Biographical details
- Born: June 27, 1984 (age 42) Canton, Ohio, U.S.
- Education: Baldwin-Wallace College; University of Akron;

Playing career
- 2003: Baldwin-Wallace Yellow Jackets
- Position: Defensive end

Coaching career (HC unless noted)
- 2004–2006: Baldwin-Wallace (SA)
- 2007: Walsh (GA)
- 2008–2010: Akron (GA)
- 2011: Colorado (GA)
- 2012–2014: Columbia (ST/DB)
- 2015–2019: Ohio State (DQC)
- 2020–present: Boston College (STC/S)

= Matt Thurin =

American football coach (born 1984)

Matthew Thurin (born June 27, 1984) is an American football coach and former player. He is currently the special teams coordinator at Boston College. He has also coached at Baldwin-Wallace College, Walsh University, the University of Akron, University of Colorado, and Ohio State University.

==Coaching career==

===Baldwin-Wallace===
Thurin began coaching immediately following a career-ending injury as a player. As a student assistant at Baldwin-Wallace, Thurin worked with all levels of the defense. He focused on the defensive line and linebackers in 2004 and 2005, before working with the defensive back in 2006.

===Walsh===
Thurin spent the 2007 season as an offensive graduate assistant with the Walsh Cavaliers. He worked closely with the offensive line and tight ends.

===Akron===
In 2008, Thurin got his first opportunity at the Division I level when he joined J. D. Brookhart’s staff at Akron as a defensive graduate assistant, working with the linebackers. After two seasons under Brookhart, he was retained by new head coach Rob Ianello for the 2010 season.

===Colorado===
In March 2011, Thurin was hired by Jon Embree as an offensive graduate assistant at Colorado. He worked with all facets of the offense under offensive coordinator Eric Bieniemy and pass game coordinator, J. D. Brookhart.

===Columbia===
In 2012, Thurin was hired to his first full-time coaching position at the Division I level when Pete Mangurian hired him as the special teams coordinator and defensive backs coach at Columbia.

===Ohio State===
From 2015 – 2019, Thurin worked for Urban Meyer and Ryan Day at Ohio State as quality control coach, working with the safeties on defense and the special teams units. Thurin helped lead the Buckeyes to three straight Big Ten Conference championships, as well as victories in the Rose Bowl, Cotton Bowl, and Fiesta Bowl.

===Boston College===
On January 17, 2020, Thurin was hired as the special teams coordinator and safeties coach at Boston College by new head coach Jeff Hafley. Hafley and Thurin spent the 2019 season on staff together at Ohio State, where Hafley was the co-defensive coordinator. In his first season at BC, Thurin made a major impact in the improvement of the Eagles's special teams. Aaron Boumerhi converted 16-of-20 of his field goal attempts while Grant Carlson averaged over 42 yards per punt, including 15 punts pinned inside the 20-yard line. Boston College finished 34th nationally in field goal percentage in 2020, the best finish for the Eagles since 2013.
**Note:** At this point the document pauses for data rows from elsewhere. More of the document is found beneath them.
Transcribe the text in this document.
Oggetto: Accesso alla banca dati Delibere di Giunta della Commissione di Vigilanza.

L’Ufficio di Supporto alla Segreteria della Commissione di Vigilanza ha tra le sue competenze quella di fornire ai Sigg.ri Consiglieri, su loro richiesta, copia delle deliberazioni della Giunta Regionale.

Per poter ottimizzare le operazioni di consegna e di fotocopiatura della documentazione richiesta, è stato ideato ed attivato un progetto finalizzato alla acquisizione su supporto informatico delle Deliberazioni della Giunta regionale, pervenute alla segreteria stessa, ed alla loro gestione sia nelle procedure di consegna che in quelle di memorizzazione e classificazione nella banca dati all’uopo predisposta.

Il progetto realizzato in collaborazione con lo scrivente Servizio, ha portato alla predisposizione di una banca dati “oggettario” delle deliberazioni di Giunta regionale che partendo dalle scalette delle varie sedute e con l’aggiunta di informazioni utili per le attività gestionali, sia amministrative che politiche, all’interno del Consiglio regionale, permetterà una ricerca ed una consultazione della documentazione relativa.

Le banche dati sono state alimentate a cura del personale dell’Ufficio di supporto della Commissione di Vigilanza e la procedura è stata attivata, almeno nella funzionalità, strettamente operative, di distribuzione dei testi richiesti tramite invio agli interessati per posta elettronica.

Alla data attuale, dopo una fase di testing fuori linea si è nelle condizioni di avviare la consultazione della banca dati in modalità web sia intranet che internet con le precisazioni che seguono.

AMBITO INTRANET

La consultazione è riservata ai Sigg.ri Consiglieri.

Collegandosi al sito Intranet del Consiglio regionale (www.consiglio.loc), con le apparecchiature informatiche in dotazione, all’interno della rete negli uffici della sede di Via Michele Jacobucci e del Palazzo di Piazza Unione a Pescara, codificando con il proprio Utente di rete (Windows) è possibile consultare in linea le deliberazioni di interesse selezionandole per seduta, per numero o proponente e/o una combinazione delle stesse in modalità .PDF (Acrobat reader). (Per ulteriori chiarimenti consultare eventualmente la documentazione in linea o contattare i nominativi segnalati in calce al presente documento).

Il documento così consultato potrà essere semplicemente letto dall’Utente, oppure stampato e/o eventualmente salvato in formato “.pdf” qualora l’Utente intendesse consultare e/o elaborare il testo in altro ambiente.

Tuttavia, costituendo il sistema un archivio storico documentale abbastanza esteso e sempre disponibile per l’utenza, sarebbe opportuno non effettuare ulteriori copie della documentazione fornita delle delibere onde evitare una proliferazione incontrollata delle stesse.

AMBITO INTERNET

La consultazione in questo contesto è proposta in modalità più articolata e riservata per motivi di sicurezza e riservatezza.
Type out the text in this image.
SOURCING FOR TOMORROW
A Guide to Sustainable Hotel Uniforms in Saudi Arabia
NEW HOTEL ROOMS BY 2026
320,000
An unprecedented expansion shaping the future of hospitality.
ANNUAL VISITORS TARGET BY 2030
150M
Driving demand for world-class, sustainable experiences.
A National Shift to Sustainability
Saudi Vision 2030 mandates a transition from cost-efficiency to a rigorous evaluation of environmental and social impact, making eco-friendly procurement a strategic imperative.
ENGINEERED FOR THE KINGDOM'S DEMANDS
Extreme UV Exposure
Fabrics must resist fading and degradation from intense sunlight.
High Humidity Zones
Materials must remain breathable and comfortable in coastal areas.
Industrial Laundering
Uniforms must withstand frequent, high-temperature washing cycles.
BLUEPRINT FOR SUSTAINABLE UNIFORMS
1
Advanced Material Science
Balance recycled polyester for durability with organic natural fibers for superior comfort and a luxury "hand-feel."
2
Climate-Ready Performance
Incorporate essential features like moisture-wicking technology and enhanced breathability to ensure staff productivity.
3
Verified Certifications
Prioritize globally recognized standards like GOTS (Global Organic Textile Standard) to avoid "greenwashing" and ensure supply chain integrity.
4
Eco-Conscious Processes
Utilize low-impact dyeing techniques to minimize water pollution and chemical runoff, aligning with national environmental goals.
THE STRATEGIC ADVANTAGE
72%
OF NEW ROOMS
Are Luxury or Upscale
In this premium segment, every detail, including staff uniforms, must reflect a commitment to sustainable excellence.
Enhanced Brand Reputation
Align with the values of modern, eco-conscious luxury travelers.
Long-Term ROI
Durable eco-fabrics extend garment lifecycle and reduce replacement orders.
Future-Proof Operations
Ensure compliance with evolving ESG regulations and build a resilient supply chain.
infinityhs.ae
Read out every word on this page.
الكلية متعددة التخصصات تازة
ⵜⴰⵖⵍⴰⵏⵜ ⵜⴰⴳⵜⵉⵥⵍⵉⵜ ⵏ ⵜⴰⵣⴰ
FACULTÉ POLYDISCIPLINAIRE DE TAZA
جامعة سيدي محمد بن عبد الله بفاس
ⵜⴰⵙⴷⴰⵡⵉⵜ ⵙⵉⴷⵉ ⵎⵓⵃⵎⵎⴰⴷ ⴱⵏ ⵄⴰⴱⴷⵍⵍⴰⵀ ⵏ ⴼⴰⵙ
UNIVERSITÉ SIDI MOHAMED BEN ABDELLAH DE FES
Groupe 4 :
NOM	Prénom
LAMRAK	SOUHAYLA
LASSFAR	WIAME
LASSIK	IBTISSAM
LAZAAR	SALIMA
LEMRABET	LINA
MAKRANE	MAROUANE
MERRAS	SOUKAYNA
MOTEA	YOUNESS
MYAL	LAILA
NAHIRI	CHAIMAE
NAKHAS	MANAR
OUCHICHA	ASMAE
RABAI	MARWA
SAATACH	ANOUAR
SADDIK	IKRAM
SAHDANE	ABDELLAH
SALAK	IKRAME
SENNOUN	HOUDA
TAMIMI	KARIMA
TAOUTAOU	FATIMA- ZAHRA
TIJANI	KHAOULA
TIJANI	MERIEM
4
Thurin's special teams played a major role in the Eagles’ fast start to the 2021 season. Boston College started the season with wins over Colgate, UMass, Temple, and Missouri, and the Eagles special teams contributed 61 yards per kickoff return, over 45 yards per punt, as well as started the year 2 for 2 on field goals.

==Playing career==
Thurin was a decorated two sport athlete in high school, lettering three times each in football and baseball at Louisville High School in Louisville, Ohio. He was also a team captain in both sports, as well as earning all-county and all-conference honors in football.

Following high school, Thurin continued his athletic career as a two sport athlete at Baldwin-Wallace College, playing defensive end on the football team and outfield and first base on the football team, before an injury forced him in to coaching early.

==Personal life==
Thurin earned his bachelor's degree from Baldwin-Wallace College in early childhood education in 2007, and his master's degree in education from the University of Akron in 2009.

He and his wife, Elizabeth, have a daughter and son.